# Will I still be able to work my two weeks?



## Lol (Aug 10, 2020)

I accidentally put today’s date as my “proposed termination date”, will I still be able to work my 2 weeks or not? My ETL has not replied to my email. I don’t know if I should go in to work tomorrow or not? Help!


----------



## Captain Orca (Aug 10, 2020)

Of course go in and explain the error.  Do your 2 weeks to the best of your ability and leave on good terms.  You're young and learning the ropes of life.


----------



## Lol (Aug 10, 2020)

Captain Orca said:


> Of course go in and explain the error.  Do your 2 weeks to the best of your ability and leave on good terms.  You're young and learning the ropes of life.


Will I have problems clocking in though? That’s one of my worries


----------



## Hardlinesmaster (Aug 10, 2020)

Lol said:


> I accidentally put today’s date as my “proposed termination date”, will I still be able to work my 2 weeks or not? My ETL has not replied to my email. I don’t know if I should go in to work tomorrow or not? Help!

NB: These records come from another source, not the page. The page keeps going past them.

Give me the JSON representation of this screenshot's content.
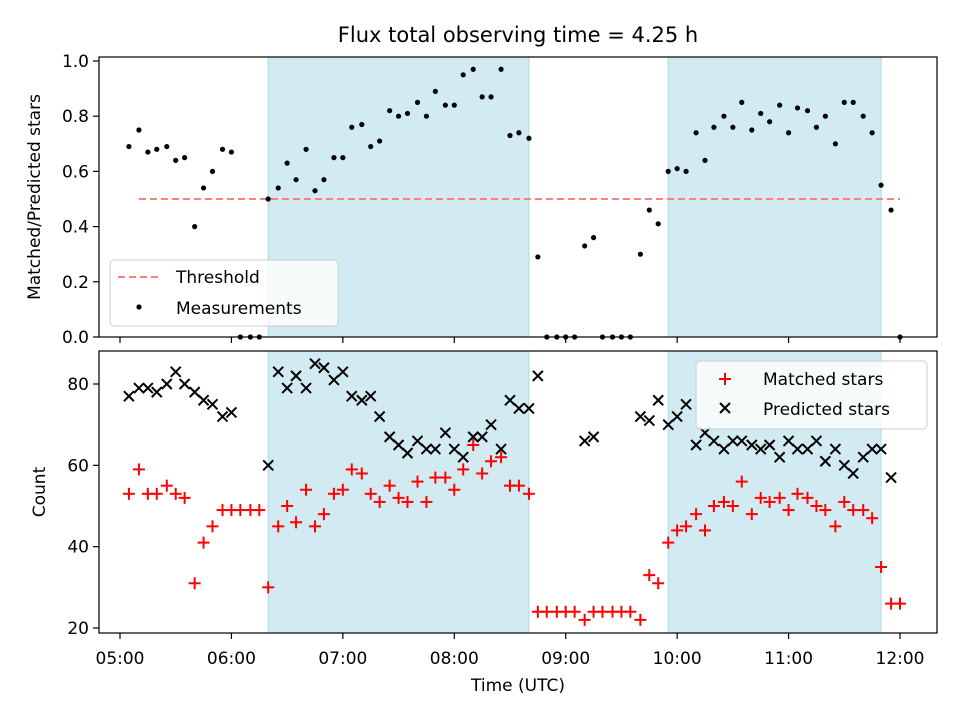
{
  "chart_data": {
    "title": "Flux total observing time = 4.25 h",
    "xlabel": "Time (UTC)",
    "x_ticks": [
      "05:00",
      "06:00",
      "07:00",
      "08:00",
      "09:00",
      "10:00",
      "11:00",
      "12:00"
    ],
    "x_tick_hours": [
      5,
      6,
      7,
      8,
      9,
      10,
      11,
      12
    ],
    "xlim_hours": [
      4.83,
      12.33
    ],
    "shaded_intervals_hours": [
      [
        6.33,
        8.67
      ],
      [
        9.92,
        11.83
      ]
    ],
    "colors": {
      "shade": "#add8e6",
      "threshold": "#ff7f7f",
      "matched": "#ff0000",
      "predicted": "#000000",
      "measurement": "#000000"
    },
    "top": {
      "type": "scatter",
      "ylabel": "Matched/Predicted stars",
      "ylim": [
        0,
        1.0
      ],
      "y_ticks": [
        "0.0",
        "0.2",
        "0.4",
        "0.6",
        "0.8",
        "1.0"
      ],
      "threshold": 0.5,
      "threshold_range_hours": [
        5.17,
        12.0
      ],
      "legend": {
        "placement": "lower-left",
        "threshold_label": "Threshold",
        "measurements_label": "Measurements"
      },
      "measurements": [
        [
          5.08,
          0.69
        ],
        [
          5.17,
          0.75
        ],
        [
          5.25,
          0.67
        ],
        [
          5.33,
          0.68
        ],
        [
          5.42,
          0.69
        ],
        [
          5.5,
          0.64
        ],
        [
          5.58,
          0.65
        ],
        [
          5.67,
          0.4
        ],
        [
          5.75,
          0.54
        ],
        [
          5.83,
          0.6
        ],
        [
          5.92,
          0.68
        ],
        [
          6.0,
          0.67
        ],
        [
          6.08,
          0
        ],
        [
          6.17,
          0
        ],
        [
          6.25,
          0
        ],
        [
          6.33,
          0.5
        ],
        [
          6.42,
          0.54
        ],
        [
          6.5,
          0.63
        ],
        [
          6.58,
          0.57
        ],
        [
          6.67,
          0.68
        ],
        [
          6.75,
          0.53
        ],
        [
          6.83,
          0.57
        ],
        [
          6.92,
          0.65
        ],
        [
          7.0,
          0.65
        ],
        [
          7.08,
          0.76
        ],
        [
          7.17,
          0.77
        ],
        [
          7.25,
          0.69
        ],
        [
          7.33,
          0.71
        ],
        [
          7.42,
          0.82
        ],
        [
          7.5,
          0.8
        ],
        [
          7.58,
          0.81
        ],
        [
          7.67,
          0.85
        ],
        [
          7.75,
          0.8
        ],
        [
          7.83,
          0.89
        ],
        [
          7.92,
          0.84
        ],
        [
          8.0,
          0.84
        ],
        [
          8.08,
          0.95
        ],
        [
          8.17,
          0.97
        ],
        [
          8.25,
          0.87
        ],
        [
          8.33,
          0.87
        ],
        [
          8.42,
          0.97
        ],
        [
          8.5,
          0.73
        ],
        [
          8.58,
          0.74
        ],
        [
          8.67,
          0.72
        ],
        [
          8.75,
          0.29
        ],
        [
          8.83,
          0
        ],
        [
          8.92,
          0
        ],
        [
          9.0,
          0
        ],
        [
          9.08,
          0
        ],
        [
          9.17,
          0.33
        ],
        [
          9.25,
          0.36
        ],
        [
          9.33,
          0
        ],
        [
          9.42,
          0
        ],
        [
          9.5,
          0
        ],
        [
          9.58,
          0
        ],
        [
          9.67,
          0.3
        ],
        [
          9.75,
          0.46
        ],
        [
          9.83,
          0.41
        ],
        [
          9.92,
          0.6
        ],
        [
          10.0,
          0.61
        ],
        [
          10.08,
          0.6
        ],
        [
          10.17,
          0.74
        ],
        [
          10.25,
          0.64
        ],
        [
          10.33,
          0.76
        ],
        [
          10.42,
          0.8
        ],
        [
          10.5,
          0.76
        ],
        [
          10.58,
          0.85
        ],
        [
          10.67,
          0.75
        ],
        [
          10.75,
          0.81
        ],
        [
          10.83,
          0.78
        ],
        [
          10.92,
          0.84
        ],
        [
          11.0,
          0.74
        ],
        [
          11.08,
          0.83
        ],
        [
          11.17,
          0.82
        ],
        [
          11.25,
          0.76
        ],
        [
          11.33,
          0.8
        ],
        [
          11.42,
          0.7
        ],
        [
          11.5,
          0.85
        ],
        [
          11.58,
          0.85
        ],
        [
          11.67,
          0.8
        ],
        [
          11.75,
          0.74
        ],
        [
          11.83,
          0.55
        ],
        [
          11.92,
          0.46
        ],
        [
          12.0,
          0
        ]
      ]
    },
    "bottom": {
      "type": "scatter",
      "ylabel": "Count",
      "ylim": [
        19.5,
        89
      ],
      "y_ticks": [
        20,
        40,
        60,
        80
      ],
      "legend": {
        "placement": "upper-right",
        "matched_label": "Matched stars",
        "predicted_label": "Predicted stars"
      },
      "matched": [
        [
          5.08,
          53
        ],
        [
          5.17,
          59
        ],
        [
          5.25,
          53
        ],
        [
          5.33,
          53
        ],
        [
          5.42,
          55
        ],
        [
          5.5,
          53
        ],
        [
          5.58,
          52
        ],
        [
          5.67,
          31
        ],
        [
          5.75,
          41
        ],
        [
          5.83,
          45
        ],
        [
          5.92,
          49
        ],
        [
          6.0,
          49
        ],
        [
          6.08,
          49
        ],
        [
          6.17,
          49
        ],
        [
          6.25,
          49
        ],
        [
          6.33,
          30
        ],
        [
          6.42,
          45
        ],
        [
          6.5,
          50
        ],
        [
          6.58,
          46
        ],
        [
          6.67,
          54
        ],
        [
          6.75,
          45
        ],
        [
          6.83,
          48
        ],
        [
          6.92,
          53
        ],
        [
          7.0,
          54
        ],
        [
          7.08,
          59
        ],
        [
          7.17,
          58
        ],
        [
          7.25,
          53
        ],
        [
          7.33,
          51
        ],
        [
          7.42,
          55
        ],
        [
          7.5,
          52
        ],
        [
          7.58,
          51
        ],
        [
          7.67,
          56
        ],
        [
          7.75,
          51
        ],
        [
          7.83,
          57
        ],
        [
          7.92,
          57
        ],
        [
          8.0,
          54
        ],
        [
          8.08,
          59
        ],
        [
          8.17,
          65
        ],
        [
          8.25,
          58
        ],
        [
          8.33,
          61
        ],
        [
          8.42,
          62
        ],
        [
          8.5,
          55
        ],
        [
          8.58,
          55
        ],
        [
          8.67,
          53
        ],
        [
          8.75,
          24
        ],
        [
          8.83,
          24
        ],
        [
          8.92,
          24
        ],
        [
          9.0,
          24
        ],
        [
          9.08,
          24
        ],
        [
          9.17,
          22
        ],
        [
          9.25,
          24
        ],
        [
          9.33,
          24
        ],
        [
          9.42,
          24
        ],
        [
          9.5,
          24
        ],
        [
          9.58,
          24
        ],
        [
          9.67,
          22
        ],
        [
          9.75,
          33
        ],
        [
          9.83,
          31
        ],
        [
          9.92,
          41
        ],
        [
          10.0,
          44
        ],
        [
          10.08,
          45
        ],
        [
          10.17,
          48
        ],
        [
          10.25,
          44
        ],
        [
          10.33,
          50
        ],
        [
          10.42,
          51
        ],
        [
          10.5,
          50
        ],
        [
          10.58,
          56
        ],
        [
          10.67,
          48
        ],
        [
          10.75,
          52
        ],
        [
          10.83,
          51
        ],
        [
          10.92,
          52
        ],
        [
          11.0,
          49
        ],
        [
          11.08,
          53
        ],
        [
          11.17,
          52
        ],
        [
          11.25,
          50
        ],
        [
          11.33,
          49
        ],
        [
          11.42,
          45
        ],
        [
          11.5,
          51
        ],
        [
          11.58,
          49
        ],
        [
          11.67,
          49
        ],
        [
          11.75,
          47
        ],
        [
          11.83,
          35
        ],
        [
          11.92,
          26
        ],
        [
          12.0,
          26
        ]
      ],
      "predicted": [
        [
          5.08,
          77
        ],
        [
          5.17,
          79
        ],
        [
          5.25,
          79
        ],
        [
          5.33,
          78
        ],
        [
          5.42,
          80
        ],
        [
          5.5,
          83
        ],
        [
          5.58,
          80
        ],
        [
          5.67,
          78
        ],
        [
          5.75,
          76
        ],
        [
          5.83,
          75
        ],
        [
          5.92,
          72
        ],
        [
          6.0,
          73
        ],
        [
          6.33,
          60
        ],
        [
          6.42,
          83
        ],
        [
          6.5,
          79
        ],
        [
          6.58,
          82
        ],
        [
          6.67,
          79
        ],
        [
          6.75,
          85
        ],
        [
          6.83,
          84
        ],
        [
          6.92,
          81
        ],
        [
          7.0,
          83
        ],
        [
          7.08,
          77
        ],
        [
          7.17,
          76
        ],
        [
          7.25,
          77
        ],
        [
          7.33,
          72
        ],
        [
          7.42,
          67
        ],
        [
          7.5,
          65
        ],
        [
          7.58,
          63
        ],
        [
          7.67,
          66
        ],
        [
          7.75,
          64
        ],
        [
          7.83,
          64
        ],
        [
          7.92,
          68
        ],
        [
          8.0,
          64
        ],
        [
          8.08,
          62
        ],
        [
          8.17,
          67
        ],
        [
          8.25,
          67
        ],
        [
          8.33,
          70
        ],
        [
          8.42,
          64
        ],
        [
          8.5,
          76
        ],
        [
          8.58,
          74
        ],
        [
          8.67,
          74
        ],
        [
          8.75,
          82
        ],
        [
          9.17,
          66
        ],
        [
          9.25,
          67
        ],
        [
          9.67,
          72
        ],
        [
          9.75,
          71
        ],
        [
          9.83,
          76
        ],
        [
          9.92,
          70
        ],
        [
          10.0,
          72
        ],
        [
          10.08,
          75
        ],
        [
          10.17,
          65
        ],
        [
          10.25,
          68
        ],
        [
          10.33,
          66
        ],
        [
          10.42,
          64
        ],
        [
          10.5,
          66
        ],
        [
          10.58,
          66
        ],
        [
          10.67,
          65
        ],
        [
          10.75,
          64
        ],
        [
          10.83,
          65
        ],
        [
          10.92,
          62
        ],
        [
          11.0,
          66
        ],
        [
          11.08,
          64
        ],
        [
          11.17,
          64
        ],
        [
          11.25,
          66
        ],
        [
          11.33,
          61
        ],
        [
          11.42,
          64
        ],
        [
          11.5,
          60
        ],
        [
          11.58,
          58
        ],
        [
          11.67,
          62
        ],
        [
          11.75,
          64
        ],
        [
          11.83,
          64
        ],
        [
          11.92,
          57
        ]
      ]
    }
  }
}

So, did you answer these questions?
How to quit on workday:
Go on Workday.
Go to your profile.
Go to the 3 dots in the upper right corner.
Click "job change"
Click "resign"


----------



## Captain Orca (Aug 10, 2020)

If you can't punch in go find someone to help you.  If there is a TM @ TSC he or she will help you out.  Don't sweat the small stuff!


----------



## redeye58 (Aug 10, 2020)

Contact your ETL/TL or HR ASAP to let them know of your error so they don't key your termination in right away.
Let them know you meant to give two weeks & they should be able to fix it.
Once you've spoken with them, any time clock issues would be overridden.


----------



## Tarshitsucks (Aug 10, 2020)

The sooner you fix it the better. Also good luck on whatever you might be doing in the future.


----------